Nessun altro parla, l’interprete e la donna sono nel mezzo del gruppo, contornati da silenzio. L’interprete fa cenno al direttore con le mani di stare tranquillo. Restituisce il telefono.

– Cancelli le foto.

– C-certo subito.

Penso a come ti venga in mente di fare foto. Quale intenzione ti muove? altro che ricordi.

La donna maneggia il telefono con l’interprete accanto puntato sullo schermo, lui poi annuisce, il volto si distende e torna verso il direttore.

– Ci scusiamo. Davvero. Ma qui rischiamo la vita. – Dice.

È calato un velo di freddo impalpabile. Interviene il direttore, prova a recuperare il clima accogliente che pochi prima stava scaldando gli animi.

L’interprete traduce:

– Sappiamo che siete stanchi e che vi aspettano molte ore di viaggio, grazie. Grazie a tutti per il calore. Che l’Ucraina tutta possa benedirvi e difendervi per la strada che dovete ancora fare e farete per tornare alle vostre famiglie.

Ora un lieve e caloroso applauso sale. Sorridiamo e i gruppi iniziano a dividersi.

Prima di andar via, Silvia ci fa cenno con le mani di radunarci:

– Ragazzi, venite. Il generatore va visto, quella meraviglia. Quel coso bellissimo che abbiamo pagato, che abbiamo portato per dare luce, capite sì?

Io la guardo, è così piena di energia che la invidio.

– Su su su, dai muoviamoci.

Come al solito, la aiutiamo a caricarsi il grosso zaino sulle spalle. Ogni volta è così. Ha lo zaino troppo stretto e pesante per caricarlo da sola.

’Sta cosa mi parla molto di lei. Ha sessant’anni, ha così tanta vita sulle spalle tra guerre e operazioni di recupero di superstiti che questa cosa dello zaino troppo ingombrante le calza a pennello.

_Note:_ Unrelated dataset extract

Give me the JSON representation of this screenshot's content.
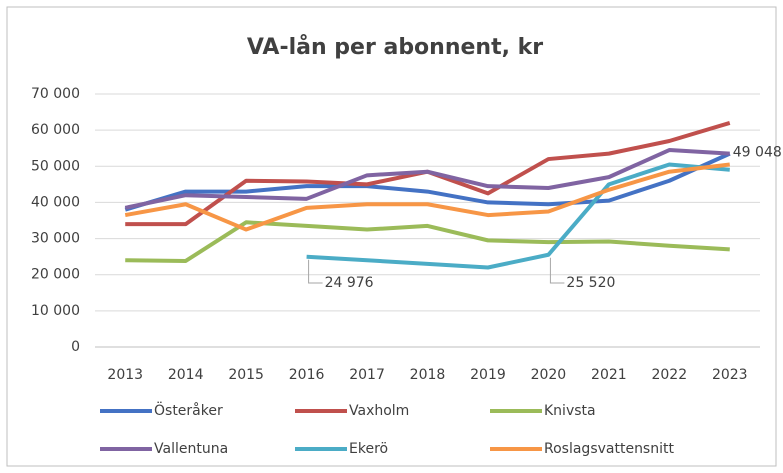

È Silvia, una donna forte che porta pesi più pesanti del normale, ma ha intorno persone che le vogliono bene, che si fidano di lei. Siamo molto diversi, inizio a volerle bene. Chissà come si sente davvero, dentro.

Arriviamo in un piccolo spiazzo dietro l’ospedale. Il generatore è grande quanto un’utilitaria, impacchettato e allacciato ai cavi elettrici che spariscono a terra. Sembra lì in attesa. Silvia si muove prende il telefono, scrive, poi ci guarda:

– Lo vedete? Ce l’abbiamo fatta eh. È fatta ’sta prima parte. Bravi bravi tutti bravi noi. Andiamo andiamo andiamo.

Io sorrido.

– Pensa che io volevo solo pagarlo. – Dico a Silvia mentre ci allontaniamo.

– Venire qui invece è stata la scelta giusta. Vederlo, toccare con mano, esserci.

– A pagar solo sono buoni in tanti eh. Cioè Andrea, tu sei più buono, sei un po’ illuminato a modo tuo. Ma che non lo so quanto t’è costato venire qui? Ce l’hai negli occhi.

Mi blocco, ce l’ho negli occhi. Lo sapevo, Silvia mi vede.

Sto qua, abbiamo ridato speranza a un quartiere intero di Odessa. Ho grattato via un po’ di paura. E perché mi sento come un’anima in pena?

– Andrea?

– Oh Silvia scusa, eccomi.

– Non restare indietro, restiamo vicini. Qua la situazione sembra tranquilla ma cambia in un secondo eh. Poi dobbiamo ripartire. Che storia quella tipa con il video. Ti pare che fai un video e magari lo posti sui social. Valli a capire. Mykolayiv ci aspetta, su! – Alza il tono di voce sulla parola Mykolayiv.

Ci siamo. Salgo sul camper e mi siedo sul sedile accanto al guidatore. Guida Mariangela, che sta ancora salendo sul camper.

– Dile, il freno a mano l’hai tirato bene prima, sì? Sta lì dietro a sinistra.

Vedo Diletta maneggiare il freno sulla sinistra del sedile del guidatore.

– Fassi. – La voce di Mariangela sovrasta tutto.

– Mansplaining.

– Eh?

– Con te devo ogni volta ricominciare. – Mariangela ride, ma la voce è seria.

– Man’s planning? È uno sport?

– Andrea. Cazzo. Io qui ti riporto in Italia come nuovo, cazzo.

– Ma che vordì? Mansplaining? – Faccio lo spelling sperando di evitare di peggiorare la mia situazione.

– La quarta ondata di femminismo? Il vizietto di voi maschietti di imboccare noi donne in cose che reputate mascoline o che credete non siamo in grado di farlo? L’affermarsi del patriarcato subdolo e manipolatorio?

Mi guardo intorno. Qui le mie battute, il tono di voce più basso, non funzionano. Sono io contro me stesso, devo trovare un nuovo me per sopravvivere a tutte loro. O forse devo solo essere me. Quanto so belle però, penso. Infuocate e coraggiose.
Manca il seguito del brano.